In his final years, Spinoza started a second political book, the Political Treatise, that was left unfinished at his death. Here he asked a different question: not what right does the state have? but how should a state be organized so that it actually achieves peace? For Spinoza, peace is not just the absence of war. It is “a union or harmony of minds” that arises when people are governed by reason rather than by fear and anger. A state of terrified subjects who obey because they are cowed is a wasteland rather than a commonwealth.
To create real peace, he thought, you need institutional checks that force even selfish rulers to act in the common interest. Even a monarchy can be well-designed if the king is bound by “eternal decrees” — foundational laws that he cannot overturn. Spinoza compares this to Ulysses tying himself to his ship’s mast so he wouldn’t give in to the Sirens’ song. A good king must govern through a large council of citizens, and he must always endorse the opinion that has the most votes, because that is the opinion most useful to the majority. Over time, such a monarchy will start to look a lot like a democracy.
Spinoza believed that democracy is the most absolute form of government — by which he meant the one that most fully expresses the power of a united people. When everyone who is a citizen has a say in the laws, the state acts with the combined power of all, and it is far less likely to oppress them. To be sure, Spinoza’s own model democracy excluded women, servants, and those who didn’t live “respectable lives” — exclusions we rightly reject today. But the core insight remains startlingly modern: the more people participate in governing, the more rational and stable the state becomes, because “human wits are too sluggish to penetrate everything right away, but by asking advice, listening, and arguing, they’re sharpened.”
Why Spinoza Still Matters When You Argue About Free Speech
You may never read Spinoza’s whole treatise, but you live inside the debate he started.

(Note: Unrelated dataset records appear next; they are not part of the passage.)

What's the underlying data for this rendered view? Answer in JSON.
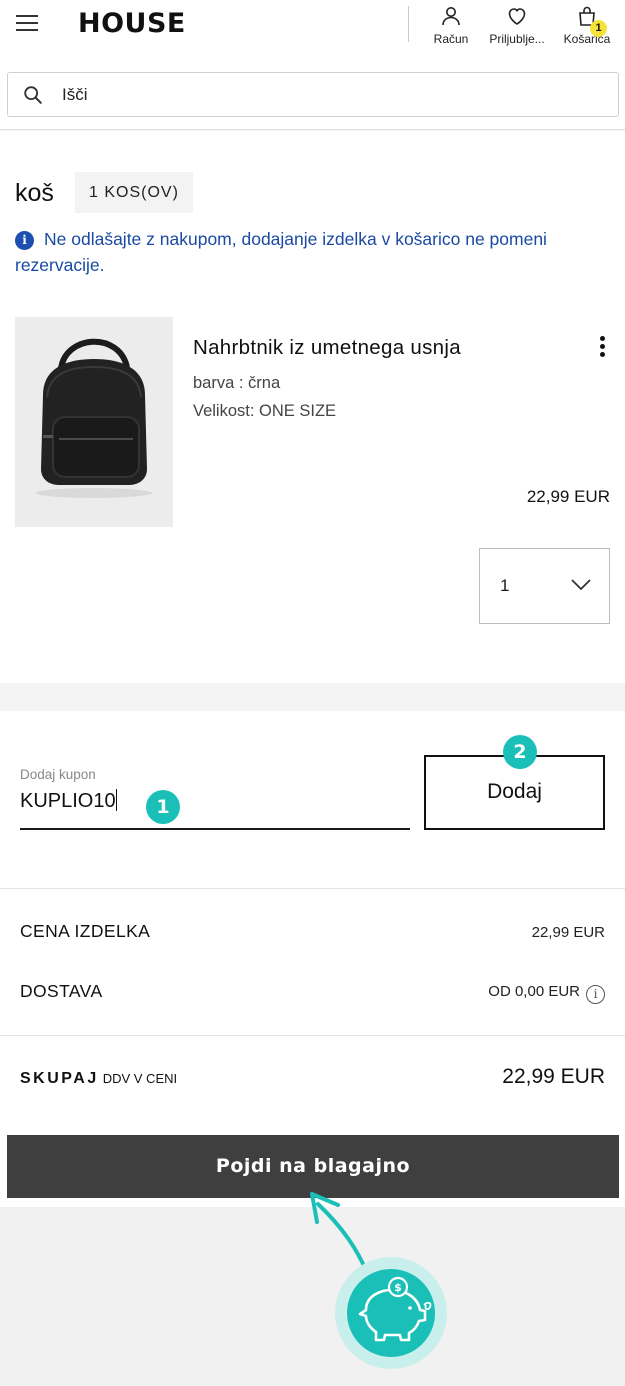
{
  "header": {
    "logo": "HOUSE",
    "nav": [
      {
        "label": "Račun",
        "icon": "user-icon"
      },
      {
        "label": "Priljublje...",
        "icon": "heart-icon"
      },
      {
        "label": "Košarica",
        "icon": "bag-icon",
        "badge": "1"
      }
    ],
    "search": {
      "placeholder": "Išči"
    }
  },
  "cart": {
    "title": "koš",
    "count": "1 KOS(OV)",
    "notice": "Ne odlašajte z nakupom, dodajanje izdelka v košarico ne pomeni rezervacije.",
    "item": {
      "name": "Nahrbtnik iz umetnega usnja",
      "color": "barva : črna",
      "size": "Velikost: ONE SIZE",
      "price": "22,99 EUR",
      "quantity": "1"
    }
  },
  "coupon": {
    "label": "Dodaj kupon",
    "value": "KUPLIO10",
    "button": "Dodaj",
    "step1": "1",
    "step2": "2"
  },
  "summary": {
    "item_price_label": "CENA IZDELKA",
    "item_price": "22,99 EUR",
    "shipping_label": "DOSTAVA",
    "shipping": "OD 0,00 EUR",
    "total_label": "SKUPAJ",
    "total_note": "DDV V CENI",
    "total": "22,99 EUR",
    "checkout": "Pojdi na blagajno"
  },
  "colors": {
    "accent_teal": "#1ac0b8",
    "notice_blue": "#1a4aa3",
    "badge_yellow": "#f5e33a",
    "checkout_bg": "#3f3f3f"
  }
}
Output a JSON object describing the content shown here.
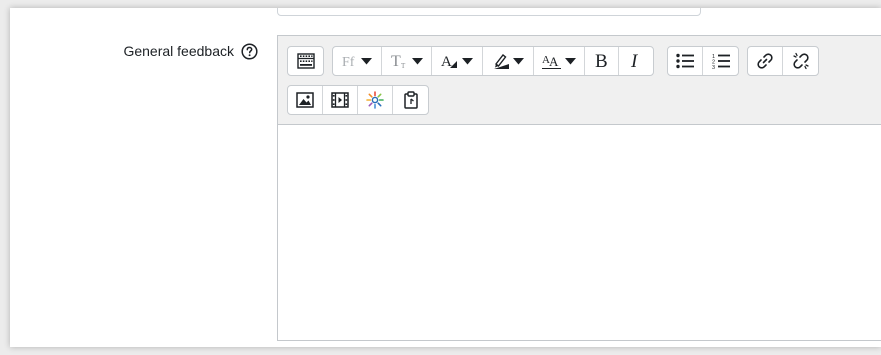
{
  "form": {
    "field_label": "General feedback",
    "help_icon": "question-circle-icon"
  },
  "editor": {
    "toolbar_row1": [
      {
        "name": "show-more-buttons",
        "icon": "toolbar-toggle-icon"
      },
      {
        "name": "font-family",
        "icon": "font-family-icon",
        "dropdown": true,
        "disabled": true
      },
      {
        "name": "font-size",
        "icon": "font-size-icon",
        "dropdown": true,
        "disabled": true
      },
      {
        "name": "font-color",
        "icon": "font-color-icon",
        "dropdown": true
      },
      {
        "name": "background-color",
        "icon": "highlight-icon",
        "dropdown": true
      },
      {
        "name": "text-style",
        "icon": "text-style-icon",
        "dropdown": true
      },
      {
        "name": "bold",
        "icon": "bold-icon"
      },
      {
        "name": "italic",
        "icon": "italic-icon"
      },
      {
        "name": "unordered-list",
        "icon": "bullet-list-icon"
      },
      {
        "name": "ordered-list",
        "icon": "numbered-list-icon"
      },
      {
        "name": "link",
        "icon": "link-icon"
      },
      {
        "name": "unlink",
        "icon": "unlink-icon"
      }
    ],
    "toolbar_row2": [
      {
        "name": "insert-image",
        "icon": "image-icon"
      },
      {
        "name": "insert-media",
        "icon": "film-icon"
      },
      {
        "name": "recordrtc",
        "icon": "recordrtc-icon"
      },
      {
        "name": "manage-files",
        "icon": "clipboard-icon"
      }
    ],
    "content": ""
  },
  "colors": {
    "toolbar_bg": "#f0f0f0",
    "border": "#c4c8cc",
    "text": "#1d2125"
  }
}
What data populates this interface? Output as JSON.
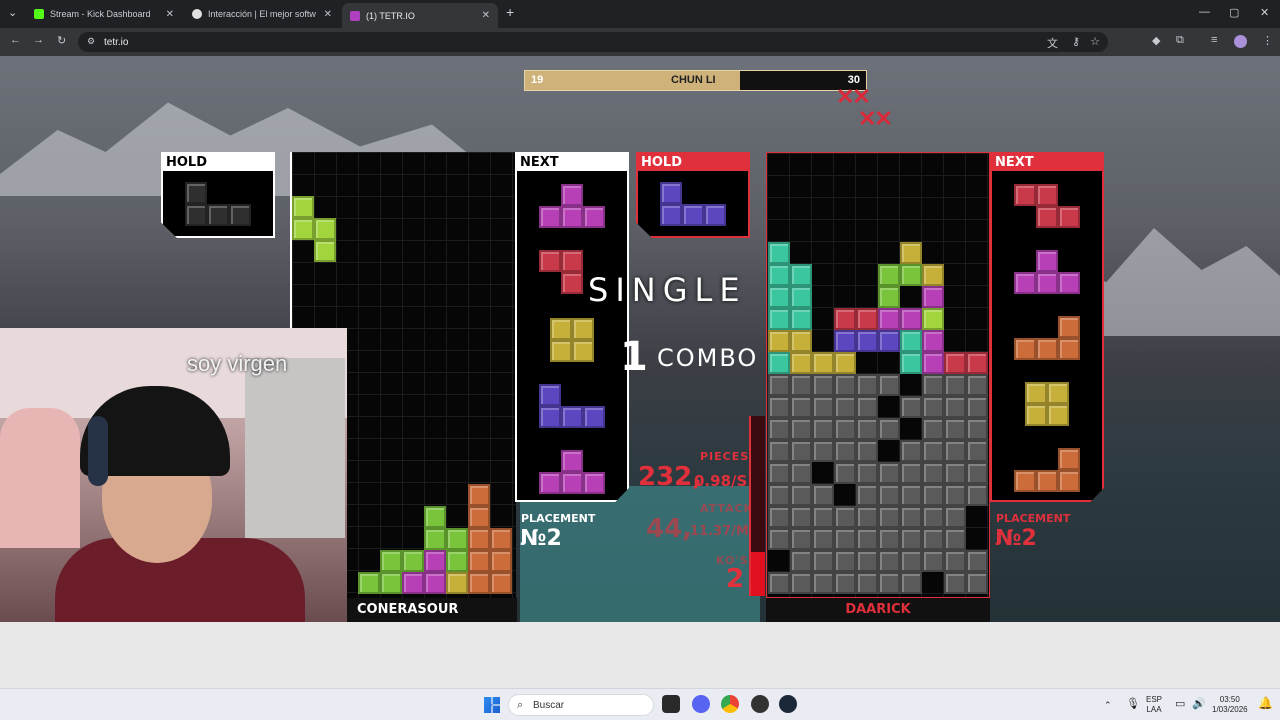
{
  "tabs": [
    {
      "title": "Stream - Kick Dashboard",
      "color": "#53fc18"
    },
    {
      "title": "Interacción | El mejor softw",
      "color": "#e0e0e0"
    },
    {
      "title": "(1) TETR.IO",
      "color": "#b040c0"
    }
  ],
  "address": "tetr.io",
  "game": {
    "versus": {
      "left_score": "19",
      "name": "CHUN LI",
      "right_score": "30",
      "progress": 0.63
    },
    "left": {
      "hold_label": "HOLD",
      "next_label": "NEXT",
      "player": "CONERASOUR",
      "placement_label": "PLACEMENT",
      "placement": "№2"
    },
    "right": {
      "hold_label": "HOLD",
      "next_label": "NEXT",
      "player": "DAARICK",
      "placement_label": "PLACEMENT",
      "placement": "№2",
      "pieces_label": "PIECES",
      "pieces": "232,",
      "pps": "0.98/S",
      "attack_label": "ATTACK",
      "attack": "44,",
      "apm": "11.37/M",
      "kos_label": "KO'S",
      "kos": "2"
    },
    "action_text": "SINGLE",
    "combo_num": "1",
    "combo_label": "COMBO"
  },
  "stream_overlay": "soy virgen",
  "taskbar": {
    "search_placeholder": "Buscar",
    "lang_top": "ESP",
    "lang_bottom": "LAA",
    "time": "03:50",
    "date": "1/03/2026"
  }
}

Every time you hear someone say, “I disagree with what you say, but I’ll defend your right to say it,” you are hearing an echo of his arguments. When a government decides that some hateful speech should be banned because it harms the community, that too is a Spinozist calculation — weighing civic harmony against individual expression.
Spinoza’s most provocative idea, though, is the one staring at you from the fish tank. What if rights are not magical guarantees but simply descriptions of what a person or a government actually can do? That would mean no law is stronger than the willingness of people to uphold it. It would mean that any authority, no matter how ancient or grand, depends on the quiet, daily choice of citizens to go along — and that when enough people withdraw their cooperation, the right of the ruler vanishes like a wave pulling back from the shore. That thought can be frightening, but it can also be thrilling. It puts the responsibility for a free and peaceful society exactly where Spinoza thought it belonged: not in a sacred book or a royal bloodline, but in the minds and hearts of ordinary people.
Think about it
- If a bully has the power to take your lunch and no one stops him, does he have the “right” to take it? Is that the same kind of right Spinoza was talking about, or different?
- Should a country allow people to say things that are deeply offensive to a particular religion, if those words are spoken in public debate? Where would you draw the line, and why?
- Spinoza thought that a government collapses the moment people stop obeying it. Does that mean that every law ultimately depends on us choosing to follow it? What could that mean for changing unfair rules?